Throughout the 1990s, friends and family of a terminally ill little girl rallied the community around her cause, frantically working to defray the family’s stratospheric medical expenses. When I got a phone call at home one night – how this person got my number, I never quite worked out – from a man named Rick Brown to tell me about “RoxCon”, a sci-fi convention being planned to benefit the family – there was no doubt in my mind that things were on the level. I had attended some of the previous benefit events myself and so I had no qualms about suddenly making radical changes to the issue to devote a lot of space to the news of what would’ve been the first sci-fi convention in the Fort Smith area.
A lot of material originally intended for issue 8 would wind up being pushed back to issue 9, but this wasn’t a back-breaker – it would make the next issue’s assembly that much easier, and the wealth of information provided to me in the course of the lengthy phone call made for a large article that practically wrote itself.
Looking back at it, for 1995, this would’ve been an impressive convention line-up for Tulsa or St. Louis or Kansas City. For Fort Smith, which had never had such an event? It was almost too good to be true.
Two issues later, there was a front-page announcement that RoxCon had been cancelled and refunds were being issued – which was surely a staggering blow to the family. The conclusion of this story resulted from an article in the local newspaper announcing the cancellation (the cancellation story was almost copied word-for-word from this), and from another mystery phone call to me, from a party who wished to remain unidentified, indicating that Mr. Brown’s ties to the charity were tenuous at best, and that he had been misrepresenting the degree to which he was connected to said charity. Additionally, I was told that virtually none of the celebrities name-checked in the original article had been locked down; some apparently hadn’t even been contacted.

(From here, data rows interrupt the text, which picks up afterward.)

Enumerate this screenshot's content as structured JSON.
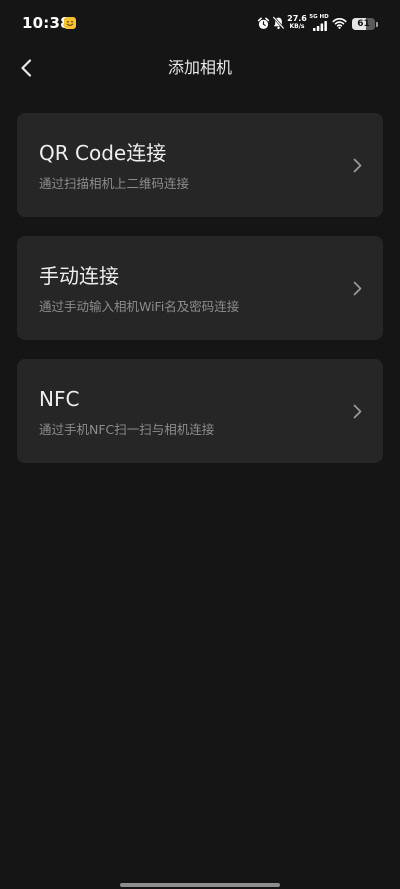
{
  "status_bar": {
    "time": "10:38",
    "net_speed_value": "27.6",
    "net_speed_unit": "KB/s",
    "network_label": "5G HD",
    "battery_level": "61"
  },
  "header": {
    "title": "添加相机"
  },
  "options": [
    {
      "title": "QR Code连接",
      "subtitle": "通过扫描相机上二维码连接"
    },
    {
      "title": "手动连接",
      "subtitle": "通过手动输入相机WiFi名及密码连接"
    },
    {
      "title": "NFC",
      "subtitle": "通过手机NFC扫一扫与相机连接"
    }
  ],
  "icons": {
    "app_notification": "smiley-app-icon",
    "alarm": "alarm-icon",
    "silent": "bell-off-icon",
    "signal": "cellular-signal-icon",
    "wifi": "wifi-icon",
    "battery": "battery-icon",
    "back": "chevron-left-icon",
    "option_arrow": "chevron-right-icon"
  },
  "colors": {
    "background": "#151515",
    "card": "#262626",
    "title_text": "#eeeeee",
    "subtitle_text": "#8c8c8c",
    "chevron": "#9a9a9a",
    "app_badge": "#f4c233",
    "home_indicator": "#8e8e8e"
  }
}
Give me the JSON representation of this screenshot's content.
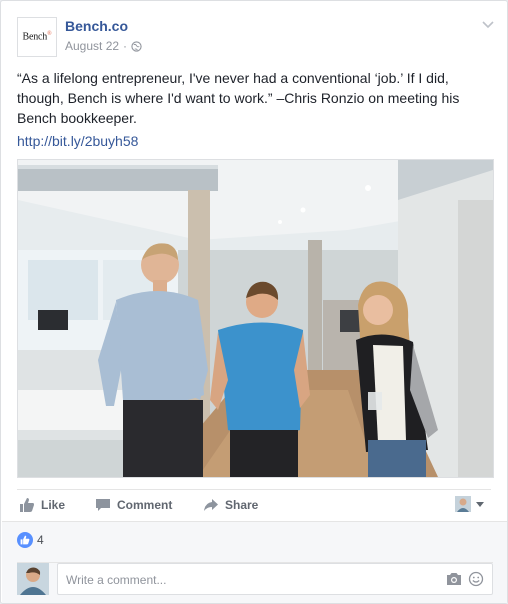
{
  "post": {
    "page_name": "Bench.co",
    "logo_text": "Bench",
    "date": "August 22",
    "separator": "·",
    "privacy_icon": "globe-icon",
    "text": "“As a lifelong entrepreneur, I've never had a conventional ‘job.’ If I did, though, Bench is where I'd want to work.” –Chris Ronzio on meeting his Bench bookkeeper.",
    "link": "http://bit.ly/2buyh58"
  },
  "actions": {
    "like_label": "Like",
    "comment_label": "Comment",
    "share_label": "Share"
  },
  "reactions": {
    "like_count": "4"
  },
  "comment": {
    "placeholder": "Write a comment..."
  },
  "colors": {
    "link_blue": "#365899",
    "like_blue": "#5890ff",
    "muted_text": "#90949c",
    "footer_bg": "#f6f7f9"
  }
}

If there was anything non-money-related that seriously knocked the wind out of my sails as far as my enthusiasm for theLogBook ‘Zine went, the RoxCon debacle was it. Granted, with the ‘zine no longer on a handed-out-for-free-around-town basis, the “damage” such as it was probably amounted to very, very little. (This raises the further question of how the other party who contacted me even knew that the ‘zine was still in existence, much less that I had printed an article promoting Roxcon, and I’ve never solved that mystery.) But I had fallen for the okeydoke. My original college major was journalism – researching facts, triangulating the truth, and presenting it to the reader in an unbiased manner. I took that as a sacred trust. I still do, despite the fact that the prevailing winds have changed since my college years, to the point that incendiary, uninformed, opinionated, innuendo-spewing morons at both extremes of the political spectrum (emphasis on extreme) can get airtime on venues proclaiming themselves to be news outlets. But I’ve always taken it very seriously, and so my view at the time was that theLogBook ‘Zine – and my name, as its publisher, editor and chief writer – was seriously tainted.

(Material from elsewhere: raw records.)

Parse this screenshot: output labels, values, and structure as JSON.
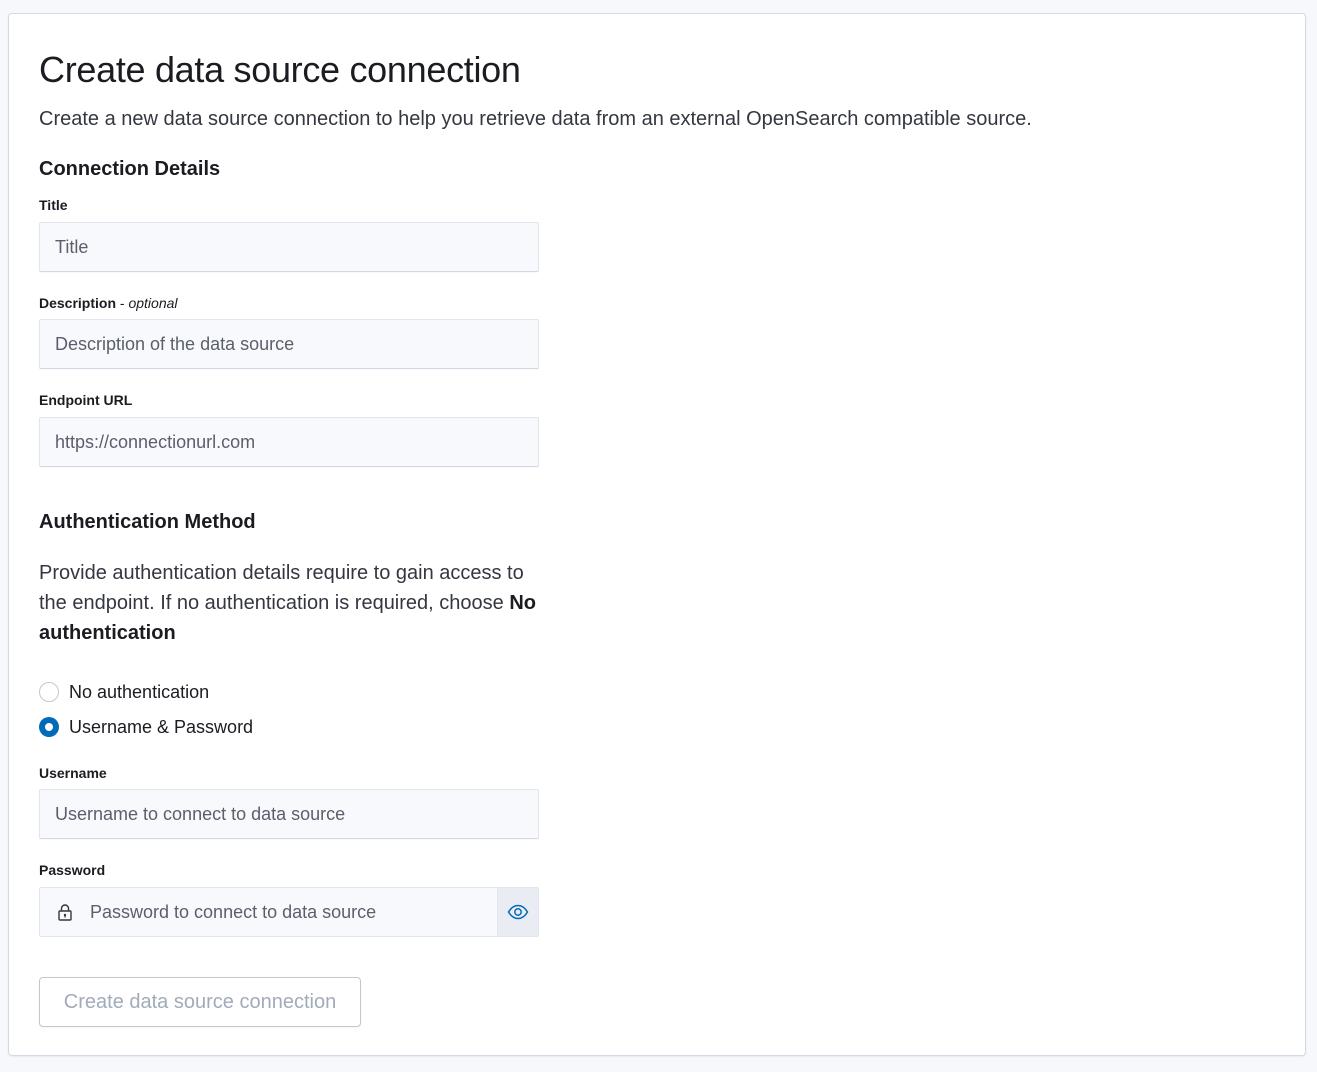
{
  "page": {
    "title": "Create data source connection",
    "description": "Create a new data source connection to help you retrieve data from an external OpenSearch compatible source."
  },
  "connection_details": {
    "heading": "Connection Details",
    "title_field": {
      "label": "Title",
      "placeholder": "Title",
      "value": ""
    },
    "description_field": {
      "label": "Description",
      "separator": " - ",
      "optional_text": "optional",
      "placeholder": "Description of the data source",
      "value": ""
    },
    "endpoint_field": {
      "label": "Endpoint URL",
      "placeholder": "https://connectionurl.com",
      "value": ""
    }
  },
  "authentication": {
    "heading": "Authentication Method",
    "description_prefix": "Provide authentication details require to gain access to the endpoint. If no authentication is required, choose ",
    "description_emphasis": "No authentication",
    "options": [
      {
        "label": "No authentication",
        "selected": false
      },
      {
        "label": "Username & Password",
        "selected": true
      }
    ],
    "username_field": {
      "label": "Username",
      "placeholder": "Username to connect to data source",
      "value": ""
    },
    "password_field": {
      "label": "Password",
      "placeholder": "Password to connect to data source",
      "value": ""
    },
    "icons": {
      "lock": "lock-icon",
      "reveal": "eye-icon"
    }
  },
  "actions": {
    "submit_label": "Create data source connection",
    "submit_disabled": true
  },
  "colors": {
    "accent": "#006bb8",
    "disabled_text": "#a2abba",
    "input_bg": "#f7f9fc"
  }
}
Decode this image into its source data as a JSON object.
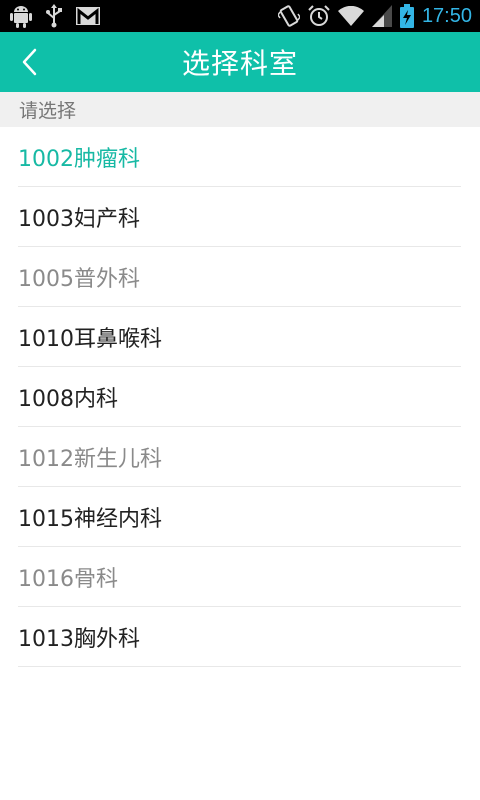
{
  "status_bar": {
    "time": "17:50",
    "colors": {
      "icon": "#d9d9d9",
      "time": "#33b5e5"
    },
    "icons": [
      "android-debug-icon",
      "usb-icon",
      "gmail-icon",
      "vibrate-icon",
      "alarm-icon",
      "wifi-icon",
      "signal-icon",
      "battery-charging-icon"
    ]
  },
  "app_bar": {
    "title": "选择科室",
    "back_icon": "chevron-left-icon",
    "color": "#0fc0a9"
  },
  "section_header": {
    "label": "请选择"
  },
  "departments": [
    {
      "label": "1002肿瘤科",
      "color": "#17b9a4",
      "state": "selected"
    },
    {
      "label": "1003妇产科",
      "color": "#222222",
      "state": "enabled"
    },
    {
      "label": "1005普外科",
      "color": "#8a8a8a",
      "state": "disabled"
    },
    {
      "label": "1010耳鼻喉科",
      "color": "#222222",
      "state": "enabled"
    },
    {
      "label": "1008内科",
      "color": "#222222",
      "state": "enabled"
    },
    {
      "label": "1012新生儿科",
      "color": "#8a8a8a",
      "state": "disabled"
    },
    {
      "label": "1015神经内科",
      "color": "#222222",
      "state": "enabled"
    },
    {
      "label": "1016骨科",
      "color": "#8a8a8a",
      "state": "disabled"
    },
    {
      "label": "1013胸外科",
      "color": "#222222",
      "state": "enabled"
    }
  ]
}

It’s ironic that this issue also played host to an unabashed, but sneaky, April Fools’ gag dreamed up by Rob Heyman and myself, detailing a series of upcoming Star Trek TV movies that were never even remotely real. Compared to what was yet to come from the franchise, however, some of these story ideas look pretty good in retrospect!

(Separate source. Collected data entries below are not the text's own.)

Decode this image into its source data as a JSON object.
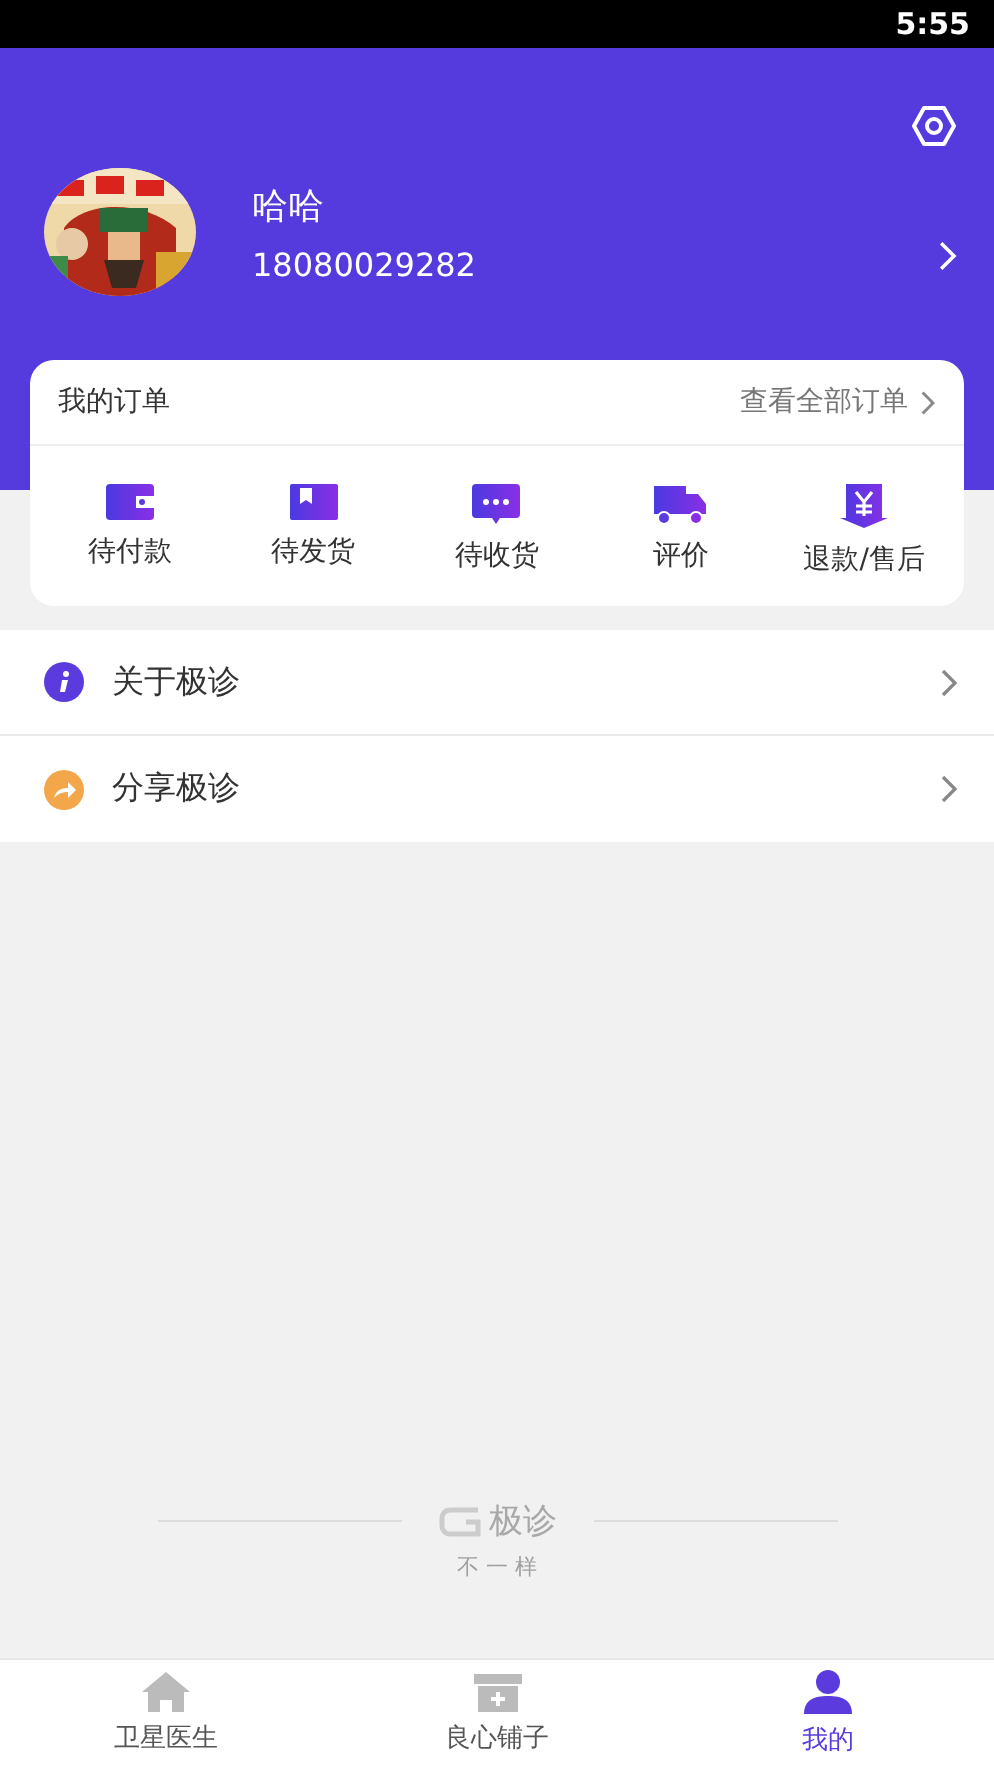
{
  "status_bar": {
    "time": "5:55"
  },
  "profile": {
    "name": "哈哈",
    "phone": "18080029282"
  },
  "orders": {
    "title": "我的订单",
    "view_all": "查看全部订单",
    "items": [
      {
        "kind": "wallet",
        "label": "待付款"
      },
      {
        "kind": "box",
        "label": "待发货"
      },
      {
        "kind": "chat",
        "label": "待收货"
      },
      {
        "kind": "truck",
        "label": "评价"
      },
      {
        "kind": "refund",
        "label": "退款/售后"
      }
    ]
  },
  "menu": [
    {
      "kind": "info",
      "label": "关于极诊",
      "color": "#5b3bdd"
    },
    {
      "kind": "share",
      "label": "分享极诊",
      "color": "#f4a64b"
    }
  ],
  "footer": {
    "brand": "极诊",
    "slogan": "不 一 样"
  },
  "tabs": [
    {
      "kind": "home",
      "label": "卫星医生",
      "selected": false
    },
    {
      "kind": "store",
      "label": "良心铺子",
      "selected": false
    },
    {
      "kind": "user",
      "label": "我的",
      "selected": true
    }
  ]
}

On the upside: more Rob Heyman TNG and Voyager reviews, Robert Parson opinion pieces on TekWar: The Series and Sliders, and my personal passion project, a lengthy essay on the BBC series Blake’s 7, reframing it as a forerunner of Babylon 5. It was my intention to start a regular column to re-evaluate older series in light of what was currently on the air – I seem to remember having Battlestar Galactica (because that was never going to come back, remember?) and V:The Series pencilled in as possible future topics. In the hilariously-less-than-prescient department, Rob took the makers of Aliens 4 to task for hiring, as their screenwriter, a then-unknown hack named Joss Whedon, who would surely never amount to anything.
Maybe this was the issue where we didn’t get a lot right.